|Saving legs in Nottingham|
|Friday, 01 October 2010|
Jeanette Robey reports from the Vascular Society Spring Meeting on 11 March
The Vascular Society Spring Meeting was held in conjunction with the Midland Vascular Society, and ran in parallel with a Tissue Viability symposium. The Meeting was the highlight of the Circulation Foundation’s ‘Vascular Disease Awareness Week’.
The twin themes were Critical Limb Ischaemia (CLI) and major Lower Extremity Amputation (LEA). Gerry Stansby outlined the difficulties in estimating the extent of the problem of CLI for which there is no ICD code and where there is lack of consistency in definitions, and limitations in follow-up from limited life/limb expectancy. HES data suggest there are over 5000 LEAs per year in England, implying a population with CLI three to four times higher.
Cliff Shearman emphasised that diabetes, already present in 40% of patients with PAD, is set to become the commonest vascular condition treated. This theme of diabetes and its risk of LEA was highlighted by most speakers and illustrated with some startling facts: lifetime LEA risk >15%; 15-24 fold likelihood of LEA, 50% of all LEA and, worldwide, a limb is removed every 30 seconds for diabetic vascular disease.
The Southampton multidisciplinary foot protection team have, using a protocol driven approach, reduced levels of primary amputation by 60%. Such multidisciplinary teams do not require any additional personnel and could be organised to run as parallel, but independent clinics enabling immediate specialist opinion. However, the drive to commission services in primary rather than secondary care and failure to recognise multiple professional input
Andy Weale described data on LEA from the NVD. Vascular surgeons have been poor at capturing major LEA on the NVD (2095 per year compared with 5000 by using the HES data), with only 30% having a complete dataset. Analysis of this limited dataset demonstrates an overall 30 day mortality of 6.5% after below knee and 12.8% after above knee amputation.

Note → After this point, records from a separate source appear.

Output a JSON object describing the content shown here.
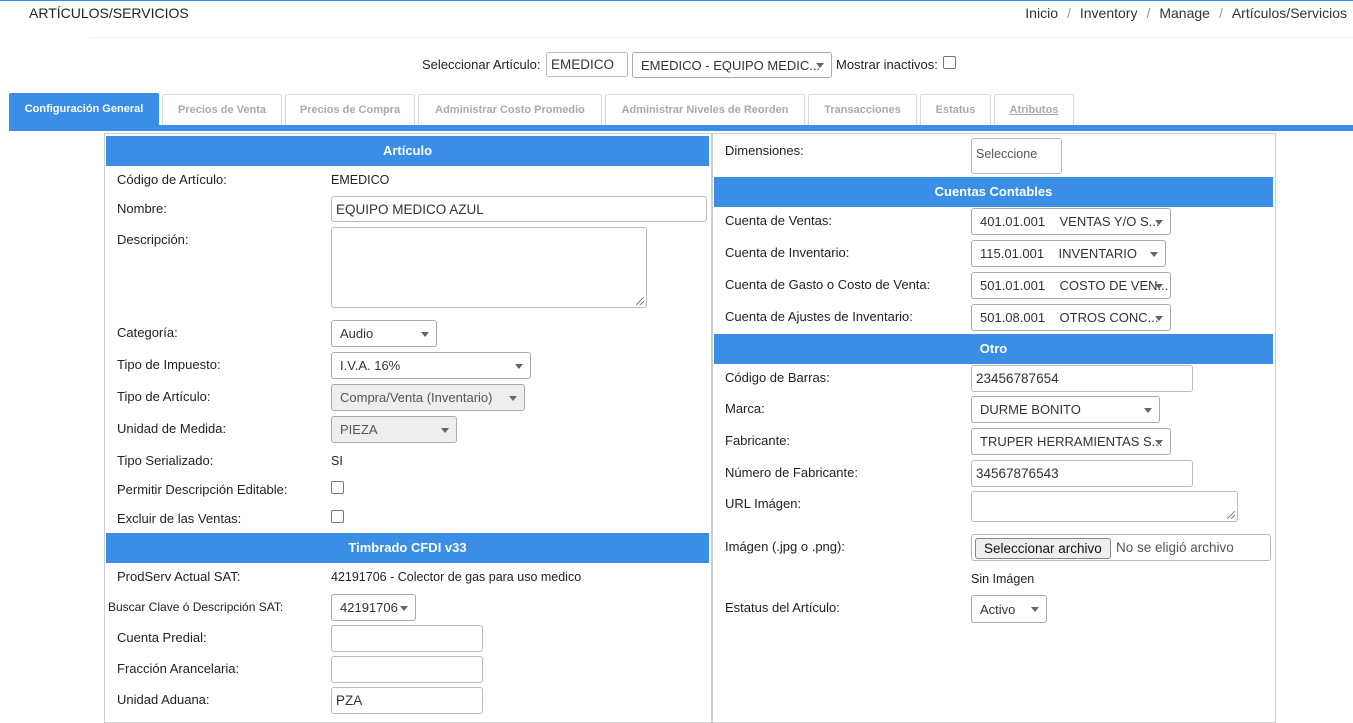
{
  "header": {
    "title": "ARTÍCULOS/SERVICIOS",
    "breadcrumb": [
      "Inicio",
      "Inventory",
      "Manage",
      "Artículos/Servicios"
    ]
  },
  "selector": {
    "label": "Seleccionar Artículo:",
    "code_value": "EMEDICO",
    "article_select": "EMEDICO - EQUIPO MEDIC...",
    "inactive_label": "Mostrar inactivos:",
    "inactive_checked": false
  },
  "tabs": [
    "Configuración General",
    "Precios de Venta",
    "Precios de Compra",
    "Administrar Costo Promedio",
    "Administrar Niveles de Reorden",
    "Transacciones",
    "Estatus",
    "Atributos"
  ],
  "articulo": {
    "heading": "Artículo",
    "codigo_label": "Código de Artículo:",
    "codigo_value": "EMEDICO",
    "nombre_label": "Nombre:",
    "nombre_value": "EQUIPO MEDICO AZUL",
    "descripcion_label": "Descripción:",
    "descripcion_value": "",
    "categoria_label": "Categoría:",
    "categoria_value": "Audio",
    "impuesto_label": "Tipo de Impuesto:",
    "impuesto_value": "I.V.A. 16%",
    "tipo_label": "Tipo de Artículo:",
    "tipo_value": "Compra/Venta (Inventario)",
    "unidad_label": "Unidad de Medida:",
    "unidad_value": "PIEZA",
    "serializado_label": "Tipo Serializado:",
    "serializado_value": "SI",
    "editable_label": "Permitir Descripción Editable:",
    "excluir_label": "Excluir de las Ventas:"
  },
  "timbrado": {
    "heading": "Timbrado CFDI v33",
    "prodserv_label": "ProdServ Actual SAT:",
    "prodserv_value": "42191706 - Colector de gas para uso medico",
    "buscar_label": "Buscar Clave ó Descripción SAT:",
    "buscar_value": "42191706",
    "predial_label": "Cuenta Predial:",
    "predial_value": "",
    "fraccion_label": "Fracción Arancelaria:",
    "fraccion_value": "",
    "aduana_label": "Unidad Aduana:",
    "aduana_value": "PZA"
  },
  "right": {
    "dimensiones_label": "Dimensiones:",
    "dimensiones_value": "Seleccione",
    "cuentas_heading": "Cuentas Contables",
    "ventas_label": "Cuenta de Ventas:",
    "ventas_value": "401.01.001    VENTAS Y/O S...",
    "inventario_label": "Cuenta de Inventario:",
    "inventario_value": "115.01.001    INVENTARIO",
    "gasto_label": "Cuenta de Gasto o Costo de Venta:",
    "gasto_value": "501.01.001    COSTO DE VEN...",
    "ajustes_label": "Cuenta de Ajustes de Inventario:",
    "ajustes_value": "501.08.001    OTROS CONC...",
    "otro_heading": "Otro",
    "barras_label": "Código de Barras:",
    "barras_value": "23456787654",
    "marca_label": "Marca:",
    "marca_value": "DURME BONITO",
    "fabricante_label": "Fabricante:",
    "fabricante_value": "TRUPER HERRAMIENTAS S...",
    "numfab_label": "Número de Fabricante:",
    "numfab_value": "34567876543",
    "url_label": "URL Imágen:",
    "url_value": "",
    "imagen_label": "Imágen (.jpg o .png):",
    "file_button": "Seleccionar archivo",
    "file_text": "No se eligió archivo",
    "sin_imagen": "Sin Imágen",
    "estatus_label": "Estatus del Artículo:",
    "estatus_value": "Activo"
  }
}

Denise O’Connell reminded the delegates of the importance of a patient-led LEA counselling service before amputation, for which there is at best patchy national availability, in dealing with the psychological and emotional consequences of LEA. She emphasised pre-operative counselling and gradual introduction of amputation as a particularly important role that could not always be achieved on busy acute wards.
Bruce Braithwaite held a Q&A session with three patients who had undergone LEA. Because of opiate analgesia, the patients who needed urgent LEA had little recall of any peri-operative details. The validity of the consent process under these conditions was open to challenge. Jonathan Beard suggested increasing the use of epidurals in patients to allow a more lucid and valid consent process.